Por saudosismo e para preservar  o hábito,  na semana passada, fui   trem  até lá. E enquanto a viagem transcorria, fiquei na observação. Olhei, analisei e refleti sobre tudo à minha volta. Por instantes me deu uma tristeza vendo  o quanto tudo está diferente . Já não há conforto, já não existem as mesmas pessoas e a viagem de trem para a maioria não passa de um massacre diário. Pude ir sentada, felizmente. Mas notei o sofrimento dos que permaneceram em  pé. Apertados, espremidos e sem a mínima condição de curtir o trajeto. Aliás,  deslumbrar-se com o  trajeto é praticamente impossível. Os trechos percorridos são simplesmente  deprimentes. Nas encostas, a construção irregular  de conjuntos habitacionais  parecem  dependurados nos mesmos  barrancos  que,  no passado, só  acolherem    árvores e muito verde. Mesmo nas proximidades  das  estações o visual permanece ruim com muito  lixo, galpões inacabados e vagões de trem abandonados ao relento. Mas, internamente,  os trens escondem um  suplício ainda maior e  que também  trafega pelos  trilhos, punindo injustamente   todas aquelas pessoas. Olhando ao redor até  pude ver  alguns deles. Vi  homens mal educados , sentados, com as pernas totalmente abertas ocupando espaços  de  duas pessoas. Vi   um casal de jovens namorados, num “amasso” tão  explícito e ardente, constrangendo e  complicando ainda mais o viajante do lado. Vi  um jovem em pé que, apesar de bem  vestido, permaneceu  tão alienado ao ponto de não “se tocar” que, seu livro  aberto  atrapalhava ainda mais as  pessoas ao redor. Vi uma   jovem bonita, moderninha e emperiquitada , de vestido justíssimo, dando bronca  em  alguém que acidentalmente, deve ter   puxado um fio de sua meia  arrastão. E teve o casal  de gays, despreocupado,  ouvindo música por um único  aparelho celular e  cujo  fio do fone de ouvido, inconvenientemente,  enroscava-se  nas  cabeças alheias. São exemplos. Dizem ocorrer coisas piores.

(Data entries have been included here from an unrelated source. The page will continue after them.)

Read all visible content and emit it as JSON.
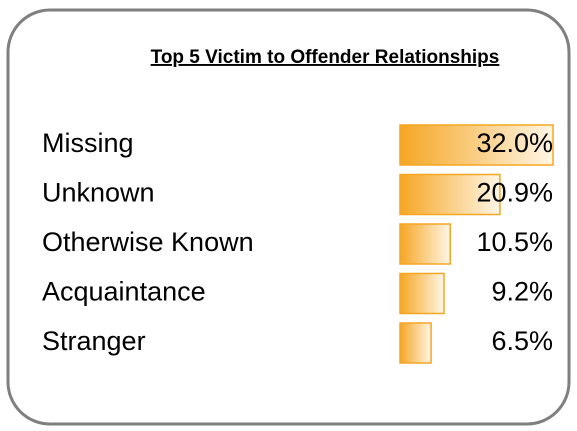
{
  "chart_data": {
    "type": "bar",
    "title": "Top 5 Victim to Offender Relationships",
    "categories": [
      "Missing",
      "Unknown",
      "Otherwise Known",
      "Acquaintance",
      "Stranger"
    ],
    "values": [
      32.0,
      20.9,
      10.5,
      9.2,
      6.5
    ],
    "value_labels": [
      "32.0%",
      "20.9%",
      "10.5%",
      "9.2%",
      "6.5%"
    ],
    "color": "#f5a623"
  }
}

Quando cheguei   ao meu destino, me senti aliviada. Em tão pouco tempo presenciei de tudo: gente batalhadora, cansada,  desrespeitada,   gente folgada, gente sem desconfiômetro e gente acima de tudo anestesiada pelo  sofrimento diário. Tive pena de todos e  em seguida, lembrei-me   de  velhos tempos, de antigos passeios e da sensação gostosa em   ir de Caieiras à São Paulo. Conclui que  desde o romantismo de uma época distante à tortura dos dias atuais, viajar de trem há muito tempo perdeu seu encanto. Concluí também que nestas condições dificilmente alguém abdicará do automóvel  E só mesmo aqueles sem opção ou “alucinados” como eu  por uma voltinha pela Lapa, farão tamanho sacrifício. O que não deixa de ser lamentável. Tudo podia ser bem diferente.
FATIMA CHIATI

Comentários:

Belo tema.As viagens de trem de antigamente tinham de fato um encanto maravilhoso,indecifravel, romantico mesmo. As despedidas tristes, as chegadas alegres. Novas pessoas Esse saudosismo de fato nos entristece hoje, lendo o que voce descreveu. E p´ra chorar. São os tempos.